Drumi — a funky, new household product — is a washing machine. But instead of electricity, the R2-D2-looking device uses a pedal, which means you can knock out a little exercise and laundry in one fell swoop. 

The gadget comes courtesy of Yirego, a Canadian household-product design firm. It resembles a crockpot or a rice cooker and has a relatively simple setup. It needs 5 to 10 liters of water to wash and an additional 5 to 10 liters to rinse. It can hold up to 5 pounds of clothing at a time, and takes only five to 10 minutes per load. In a novel twist, there's no electricity required — it uses a pedal to run entirely on foot power. 


According to Yirego, the Drumi uses 80% less water and soap than a normal washing machine.

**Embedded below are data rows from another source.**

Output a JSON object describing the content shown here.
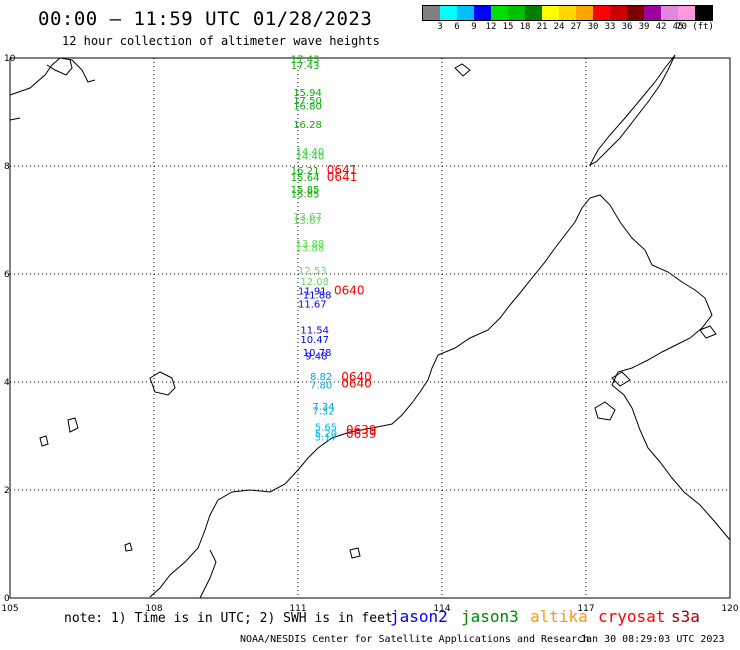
{
  "title": "00:00 – 11:59 UTC 01/28/2023",
  "subtitle": "12 hour collection of altimeter wave heights",
  "colorbar": {
    "colors": [
      "#808080",
      "#00ffff",
      "#00bfff",
      "#0000ff",
      "#00e000",
      "#00c000",
      "#008000",
      "#ffff00",
      "#ffd700",
      "#ffa500",
      "#ff0000",
      "#cc0000",
      "#800000",
      "#a000a0",
      "#dd88dd",
      "#ff99dd",
      "#000000"
    ],
    "labels": [
      "3",
      "6",
      "9",
      "12",
      "15",
      "18",
      "21",
      "24",
      "27",
      "30",
      "33",
      "36",
      "39",
      "42",
      "45",
      "70 (ft)"
    ]
  },
  "axes": {
    "x_ticks": [
      "105",
      "108",
      "111",
      "114",
      "117",
      "120"
    ],
    "y_ticks": [
      "0",
      "2",
      "4",
      "6",
      "8",
      "10"
    ]
  },
  "wave_labels": [
    {
      "text": "17.43",
      "lon": 110.85,
      "lat": 9.92,
      "color": "#00b000"
    },
    {
      "text": "17.43",
      "lon": 110.85,
      "lat": 9.8,
      "color": "#00b000"
    },
    {
      "text": "15.94",
      "lon": 110.9,
      "lat": 9.3,
      "color": "#00b000"
    },
    {
      "text": "17.50",
      "lon": 110.9,
      "lat": 9.15,
      "color": "#00b000"
    },
    {
      "text": "16.80",
      "lon": 110.9,
      "lat": 9.05,
      "color": "#00b000"
    },
    {
      "text": "16.28",
      "lon": 110.9,
      "lat": 8.7,
      "color": "#00b000"
    },
    {
      "text": "14.40",
      "lon": 110.95,
      "lat": 8.2,
      "color": "#33cc33"
    },
    {
      "text": "14.40",
      "lon": 110.95,
      "lat": 8.12,
      "color": "#33cc33"
    },
    {
      "text": "16.21",
      "lon": 110.85,
      "lat": 7.85,
      "color": "#00b000"
    },
    {
      "text": "15.64",
      "lon": 110.85,
      "lat": 7.72,
      "color": "#00b000"
    },
    {
      "text": "15.85",
      "lon": 110.85,
      "lat": 7.5,
      "color": "#00b000"
    },
    {
      "text": "15.85",
      "lon": 110.85,
      "lat": 7.42,
      "color": "#00b000"
    },
    {
      "text": "13.67",
      "lon": 110.9,
      "lat": 7.0,
      "color": "#55dd55"
    },
    {
      "text": "13.67",
      "lon": 110.9,
      "lat": 6.93,
      "color": "#55dd55"
    },
    {
      "text": "13.88",
      "lon": 110.95,
      "lat": 6.5,
      "color": "#55dd55"
    },
    {
      "text": "13.88",
      "lon": 110.95,
      "lat": 6.42,
      "color": "#55dd55"
    },
    {
      "text": "12.53",
      "lon": 111.0,
      "lat": 6.0,
      "color": "#66dd66"
    },
    {
      "text": "12.08",
      "lon": 111.05,
      "lat": 5.8,
      "color": "#66dd66"
    },
    {
      "text": "11.91",
      "lon": 111.0,
      "lat": 5.62,
      "color": "#0000ff"
    },
    {
      "text": "11.88",
      "lon": 111.1,
      "lat": 5.55,
      "color": "#0000ff"
    },
    {
      "text": "11.67",
      "lon": 111.0,
      "lat": 5.38,
      "color": "#0000ff"
    },
    {
      "text": "11.54",
      "lon": 111.05,
      "lat": 4.9,
      "color": "#0000ff"
    },
    {
      "text": "10.47",
      "lon": 111.05,
      "lat": 4.72,
      "color": "#0000ff"
    },
    {
      "text": "10.78",
      "lon": 111.1,
      "lat": 4.48,
      "color": "#0000ff"
    },
    {
      "text": "9.48",
      "lon": 111.15,
      "lat": 4.42,
      "color": "#0000ff"
    },
    {
      "text": "8.82",
      "lon": 111.25,
      "lat": 4.04,
      "color": "#00aadd"
    },
    {
      "text": "7.80",
      "lon": 111.25,
      "lat": 3.88,
      "color": "#00aadd"
    },
    {
      "text": "7.34",
      "lon": 111.3,
      "lat": 3.48,
      "color": "#00aadd"
    },
    {
      "text": "7.32",
      "lon": 111.3,
      "lat": 3.4,
      "color": "#00aadd"
    },
    {
      "text": "5.65",
      "lon": 111.35,
      "lat": 3.1,
      "color": "#00bbee"
    },
    {
      "text": "5.20",
      "lon": 111.35,
      "lat": 2.98,
      "color": "#00bbee"
    },
    {
      "text": "5.17",
      "lon": 111.35,
      "lat": 2.92,
      "color": "#00bbee"
    }
  ],
  "time_labels": [
    {
      "text": "0641",
      "lon": 111.6,
      "lat": 7.85,
      "color": "#ff0000"
    },
    {
      "text": "0641",
      "lon": 111.6,
      "lat": 7.72,
      "color": "#ff0000"
    },
    {
      "text": "0640",
      "lon": 111.75,
      "lat": 5.62,
      "color": "#ff0000"
    },
    {
      "text": "0640",
      "lon": 111.9,
      "lat": 4.02,
      "color": "#ff0000"
    },
    {
      "text": "0640",
      "lon": 111.9,
      "lat": 3.9,
      "color": "#ff0000"
    },
    {
      "text": "0639",
      "lon": 112.0,
      "lat": 3.04,
      "color": "#ff0000"
    },
    {
      "text": "0639",
      "lon": 112.0,
      "lat": 2.96,
      "color": "#ff0000"
    }
  ],
  "note": "note: 1) Time is in UTC; 2) SWH is in feet",
  "legend": [
    {
      "label": "jason2",
      "color": "#0000ff"
    },
    {
      "label": "jason3",
      "color": "#008800"
    },
    {
      "label": "altika",
      "color": "#ff9900"
    },
    {
      "label": "cryosat",
      "color": "#ff0000"
    },
    {
      "label": "s3a",
      "color": "#990000"
    }
  ],
  "footer_left": "NOAA/NESDIS Center for Satellite Applications and Research",
  "footer_right": "Jan 30 08:29:03 UTC 2023"
}
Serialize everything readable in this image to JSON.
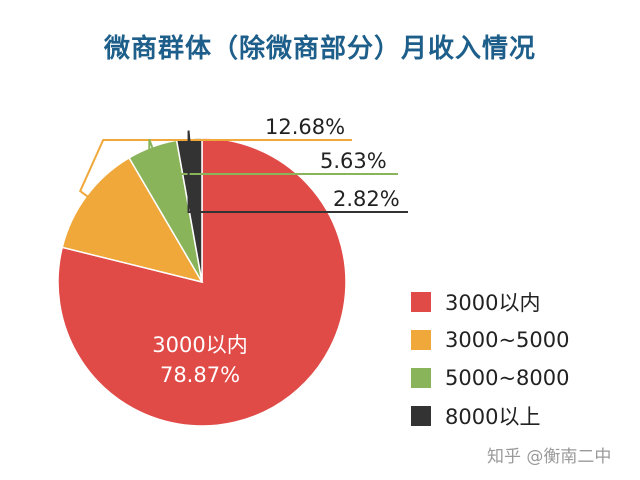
{
  "title": "微商群体（除微商部分）月收入情况",
  "watermark": "知乎 @衡南二中",
  "chart_data": {
    "type": "pie",
    "title": "微商群体（除微商部分）月收入情况",
    "slices": [
      {
        "label": "3000以内",
        "value": 78.87,
        "display": "78.87%",
        "color": "#e04a47"
      },
      {
        "label": "3000~5000",
        "value": 12.68,
        "display": "12.68%",
        "color": "#f0a83a"
      },
      {
        "label": "5000~8000",
        "value": 5.63,
        "display": "5.63%",
        "color": "#8ab45a"
      },
      {
        "label": "8000以上",
        "value": 2.82,
        "display": "2.82%",
        "color": "#333333"
      }
    ],
    "legend_position": "bottom-right"
  }
}
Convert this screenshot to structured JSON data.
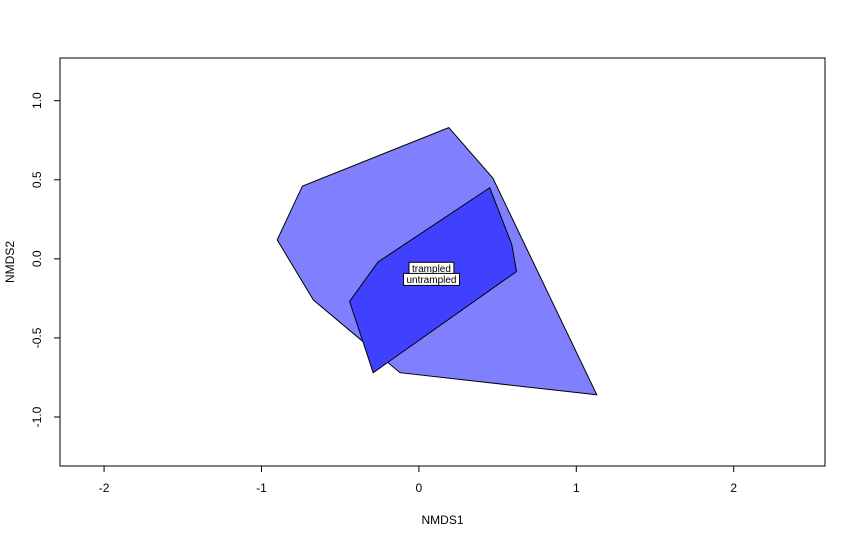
{
  "chart_data": {
    "type": "scatter",
    "title": "",
    "xlabel": "NMDS1",
    "ylabel": "NMDS2",
    "xlim": [
      -2.28,
      2.58
    ],
    "ylim": [
      -1.31,
      1.27
    ],
    "xticks": [
      -2,
      -1,
      0,
      1,
      2
    ],
    "yticks": [
      -1.0,
      -0.5,
      0.0,
      0.5,
      1.0
    ],
    "xtick_labels": [
      "-2",
      "-1",
      "0",
      "1",
      "2"
    ],
    "ytick_labels": [
      "-1.0",
      "-0.5",
      "0.0",
      "0.5",
      "1.0"
    ],
    "grid": false,
    "series": [
      {
        "name": "trampled",
        "color": "#8080ff",
        "polygon": [
          [
            0.19,
            0.83
          ],
          [
            0.47,
            0.51
          ],
          [
            1.13,
            -0.86
          ],
          [
            -0.12,
            -0.72
          ],
          [
            -0.67,
            -0.26
          ],
          [
            -0.9,
            0.12
          ],
          [
            -0.74,
            0.46
          ]
        ],
        "label_at": [
          0.08,
          -0.06
        ]
      },
      {
        "name": "untrampled",
        "color": "#4040ff",
        "polygon": [
          [
            0.45,
            0.45
          ],
          [
            0.59,
            0.09
          ],
          [
            0.62,
            -0.08
          ],
          [
            -0.29,
            -0.72
          ],
          [
            -0.44,
            -0.27
          ],
          [
            -0.26,
            -0.02
          ]
        ],
        "label_at": [
          0.08,
          -0.13
        ]
      }
    ]
  }
}
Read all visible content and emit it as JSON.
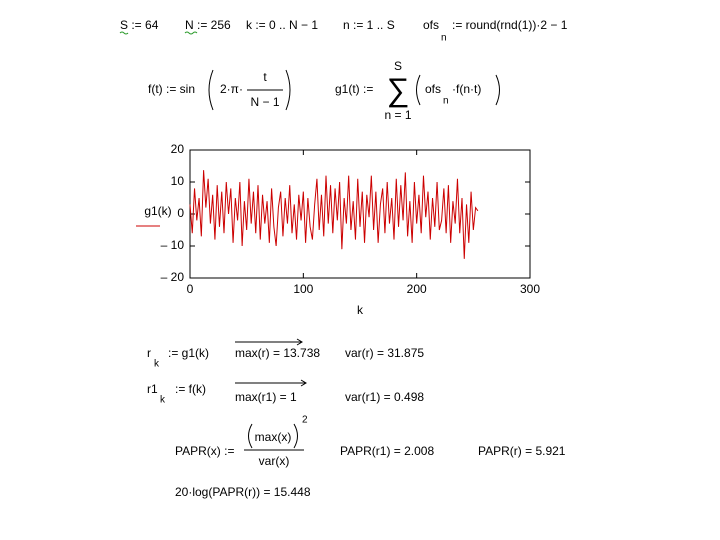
{
  "definitions": {
    "S": "S := 64",
    "N": "N := 256",
    "k": "k := 0 .. N − 1",
    "n": "n := 1 .. S",
    "ofs_lhs": "ofs",
    "ofs_sub": "n",
    "ofs_rhs": ":= round(rnd(1))·2 − 1"
  },
  "f_def": {
    "lhs": "f(t) :=  sin",
    "arg_pre": "2·π·",
    "num": "t",
    "den": "N − 1"
  },
  "g1_def": {
    "lhs": "g1(t) :=",
    "sum_top": "S",
    "sum_sym": "∑",
    "sum_bottom": "n = 1",
    "term": "ofs",
    "term_sub": "n",
    "term_rest": "·f(n·t)"
  },
  "chart_data": {
    "type": "line",
    "xlabel": "k",
    "x": [
      0,
      2,
      4,
      6,
      8,
      10,
      12,
      14,
      16,
      18,
      20,
      22,
      24,
      26,
      28,
      30,
      32,
      34,
      36,
      38,
      40,
      42,
      44,
      46,
      48,
      50,
      52,
      54,
      56,
      58,
      60,
      62,
      64,
      66,
      68,
      70,
      72,
      74,
      76,
      78,
      80,
      82,
      84,
      86,
      88,
      90,
      92,
      94,
      96,
      98,
      100,
      102,
      104,
      106,
      108,
      110,
      112,
      114,
      116,
      118,
      120,
      122,
      124,
      126,
      128,
      130,
      132,
      134,
      136,
      138,
      140,
      142,
      144,
      146,
      148,
      150,
      152,
      154,
      156,
      158,
      160,
      162,
      164,
      166,
      168,
      170,
      172,
      174,
      176,
      178,
      180,
      182,
      184,
      186,
      188,
      190,
      192,
      194,
      196,
      198,
      200,
      202,
      204,
      206,
      208,
      210,
      212,
      214,
      216,
      218,
      220,
      222,
      224,
      226,
      228,
      230,
      232,
      234,
      236,
      238,
      240,
      242,
      244,
      246,
      248,
      250,
      252,
      254
    ],
    "series": [
      {
        "name": "g1(k)",
        "color": "#cc0000",
        "values": [
          3,
          -6,
          8,
          -2,
          5,
          -7,
          13.7,
          2,
          11,
          -3,
          6,
          -8,
          9,
          -4,
          7,
          -6,
          10,
          0,
          8,
          -9,
          5,
          -2,
          10,
          -10,
          4,
          -5,
          11,
          -3,
          7,
          -6,
          9,
          -8,
          6,
          -3,
          4,
          -9,
          8,
          -4,
          -10,
          2,
          7,
          -7,
          5,
          -3,
          9,
          -6,
          3,
          -8,
          6,
          -2,
          7,
          -9,
          5,
          -4,
          -8,
          3,
          11,
          -5,
          6,
          -7,
          12,
          -3,
          9,
          -6,
          8,
          -2,
          10,
          -11,
          5,
          -3,
          12,
          -5,
          4,
          -8,
          11,
          -4,
          7,
          -9,
          6,
          -1,
          12,
          -5,
          7,
          -9,
          3,
          8,
          -6,
          10,
          -3,
          5,
          -8,
          11,
          -4,
          9,
          -2,
          13,
          -7,
          4,
          -9,
          10,
          -3,
          6,
          -6,
          12,
          -1,
          7,
          -8,
          5,
          -4,
          10,
          -5,
          -2,
          8,
          -6,
          9,
          -9,
          4,
          -3,
          11,
          -6,
          5,
          -14,
          3,
          -9,
          7,
          -5,
          2,
          1
        ]
      }
    ],
    "xlim": [
      0,
      300
    ],
    "xticks": [
      0,
      100,
      200,
      300
    ],
    "ylim": [
      -20,
      20
    ],
    "yticks": [
      {
        "value": -20,
        "label": "– 20"
      },
      {
        "value": -10,
        "label": "– 10"
      },
      0,
      10,
      20
    ],
    "grid": false
  },
  "results": {
    "r_lhs": "r",
    "r_sub": "k",
    "r_rhs": ":= g1(k)",
    "max_r": "max(r) = 13.738",
    "var_r": "var(r) = 31.875",
    "r1_lhs": "r1",
    "r1_sub": "k",
    "r1_rhs": ":= f(k)",
    "max_r1": "max(r1) = 1",
    "var_r1": "var(r1) = 0.498"
  },
  "papr": {
    "lhs": "PAPR(x) :=",
    "num": "max(x)",
    "den": "var(x)",
    "exp": "2",
    "papr_r1": "PAPR(r1) = 2.008",
    "papr_r": "PAPR(r) = 5.921",
    "db": "20·log(PAPR(r)) = 15.448"
  }
}
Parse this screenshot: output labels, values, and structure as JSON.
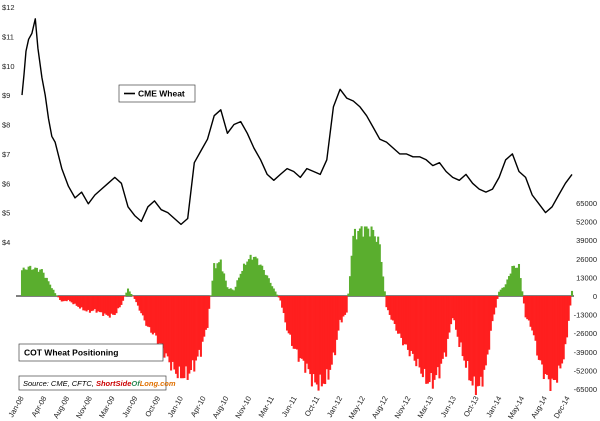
{
  "colors": {
    "price_line": "#000000",
    "long_bar": "#5aae2e",
    "short_bar": "#ff1f1f",
    "background": "#ffffff"
  },
  "legend": {
    "price_label": "CME Wheat",
    "cot_label": "COT Wheat Positioning"
  },
  "source": {
    "prefix": "Source: CME, CFTC, ",
    "brand_start": "Short",
    "brand_mid": "Side",
    "brand_of": "Of",
    "brand_end": "Long",
    "brand_suffix": ".com",
    "brand_color_a": "#cc0000",
    "brand_color_b": "#2e8b57",
    "brand_color_c": "#e07000"
  },
  "chart_data": [
    {
      "type": "line",
      "name": "CME Wheat",
      "yaxis_side": "left",
      "ylim": [
        4,
        12
      ],
      "y_ticks": [
        "$4",
        "$5",
        "$6",
        "$7",
        "$8",
        "$9",
        "$10",
        "$11",
        "$12"
      ],
      "x_ticks": [
        "Jan-08",
        "Apr-08",
        "Aug-08",
        "Nov-08",
        "Mar-09",
        "Jun-09",
        "Oct-09",
        "Jan-10",
        "Apr-10",
        "Aug-10",
        "Nov-10",
        "Mar-11",
        "Jun-11",
        "Oct-11",
        "Jan-12",
        "May-12",
        "Aug-12",
        "Nov-12",
        "Mar-13",
        "Jun-13",
        "Oct-13",
        "Jan-14",
        "May-14",
        "Aug-14",
        "Dec-14"
      ],
      "x": [
        0,
        0.3,
        0.6,
        1.0,
        1.5,
        2.0,
        2.4,
        3.0,
        3.5,
        4.0,
        4.5,
        5.0,
        6,
        7,
        8,
        9,
        10,
        11,
        12,
        13,
        14,
        15,
        16,
        17,
        18,
        19,
        20,
        21,
        22,
        23,
        24,
        25,
        26,
        27,
        28,
        29,
        30,
        31,
        32,
        33,
        34,
        35,
        36,
        37,
        38,
        39,
        40,
        41,
        42,
        43,
        44,
        45,
        46,
        47,
        48,
        49,
        50,
        51,
        52,
        53,
        54,
        55,
        56,
        57,
        58,
        59,
        60,
        61,
        62,
        63,
        64,
        65,
        66,
        67,
        68,
        69,
        70,
        71,
        72,
        73,
        74,
        75,
        76,
        77,
        78,
        79,
        80,
        81,
        82,
        83
      ],
      "values": [
        9.0,
        9.7,
        10.5,
        10.9,
        11.1,
        11.6,
        10.6,
        9.6,
        9.0,
        8.2,
        7.6,
        7.4,
        6.5,
        5.9,
        5.5,
        5.7,
        5.3,
        5.6,
        5.8,
        6.0,
        6.2,
        6.0,
        5.2,
        4.9,
        4.7,
        5.2,
        5.4,
        5.1,
        5.0,
        4.8,
        4.6,
        4.8,
        6.7,
        7.1,
        7.5,
        8.3,
        8.5,
        7.7,
        8.0,
        8.1,
        7.7,
        7.2,
        6.8,
        6.3,
        6.1,
        6.3,
        6.5,
        6.4,
        6.2,
        6.5,
        6.4,
        6.3,
        6.8,
        8.6,
        9.2,
        8.9,
        8.8,
        8.6,
        8.3,
        7.9,
        7.5,
        7.4,
        7.2,
        7.0,
        7.0,
        6.9,
        6.9,
        6.8,
        6.6,
        6.7,
        6.4,
        6.2,
        6.1,
        6.3,
        6.0,
        5.8,
        5.7,
        5.8,
        6.2,
        6.8,
        7.0,
        6.4,
        6.2,
        5.6,
        5.3,
        5.0,
        5.2,
        5.6,
        6.0,
        6.3
      ]
    },
    {
      "type": "bar",
      "name": "COT Wheat Positioning",
      "yaxis_side": "right",
      "ylim": [
        -65000,
        65000
      ],
      "y_ticks": [
        "65000",
        "52000",
        "39000",
        "26000",
        "13000",
        "0",
        "-13000",
        "-26000",
        "-39000",
        "-52000",
        "-65000"
      ],
      "x": [
        0,
        1,
        2,
        3,
        4,
        5,
        6,
        7,
        8,
        9,
        10,
        11,
        12,
        13,
        14,
        15,
        16,
        17,
        18,
        19,
        20,
        21,
        22,
        23,
        24,
        25,
        26,
        27,
        28,
        29,
        30,
        31,
        32,
        33,
        34,
        35,
        36,
        37,
        38,
        39,
        40,
        41,
        42,
        43,
        44,
        45,
        46,
        47,
        48,
        49,
        50,
        51,
        52,
        53,
        54,
        55,
        56,
        57,
        58,
        59,
        60,
        61,
        62,
        63,
        64,
        65,
        66,
        67,
        68,
        69,
        70,
        71,
        72,
        73,
        74,
        75,
        76,
        77,
        78,
        79,
        80,
        81,
        82,
        83
      ],
      "values": [
        18000,
        20000,
        19000,
        18000,
        10000,
        2000,
        -4000,
        -3000,
        -6000,
        -9000,
        -11000,
        -10000,
        -12000,
        -14000,
        -13000,
        -6000,
        5000,
        -2000,
        -12000,
        -22000,
        -27000,
        -35000,
        -44000,
        -52000,
        -56000,
        -55000,
        -48000,
        -38000,
        -20000,
        21000,
        24000,
        6000,
        4000,
        16000,
        25000,
        28000,
        22000,
        14000,
        5000,
        -3000,
        -23000,
        -36000,
        -44000,
        -50000,
        -60000,
        -62000,
        -58000,
        -44000,
        -18000,
        -12000,
        42000,
        46000,
        47000,
        45000,
        36000,
        -8000,
        -18000,
        -28000,
        -36000,
        -42000,
        -50000,
        -59000,
        -60000,
        -52000,
        -38000,
        -14000,
        -33000,
        -48000,
        -62000,
        -64000,
        -50000,
        -18000,
        3000,
        8000,
        20000,
        21000,
        -14000,
        -23000,
        -44000,
        -56000,
        -62000,
        -54000,
        -38000,
        4000
      ]
    }
  ]
}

The concept was born in July 2013, when company founder Yi Jiang, who was living in Toronto at the time, noticed problems with "the laundry process within urban areas," according to the group's Indiegogo page. Drumi's compactness and portability presumably comes from a similar place: According to Yirego, it's ideal for those living in small or remote places — you can even take it camping.

"Many apartments and condos in urban areas do not have in-unit, private laundry. As a result, urbanites are forced to use public and shared facilities. These are costly and often unhygienic," the company wrote on its website. Instead, the Drumi provides quick, easy and cheap relief from dirty clothes. 

The Drumi currently has an active Indiegogo campaign, and it has already hit its goal of $100,000. (The campaign ends on Saturday.)

There are other mini-washers out there (like this one and this one), but Yirego said the Drumi is the world's "favorite" foot-pedal washing machine.

It's gone through many different iterations, including three different prototypes, since its conception.The Indiegogo page notes Yirego expects to begin shipping out the final product in September and October 2016. It's currently listed at a pre-order price of $209.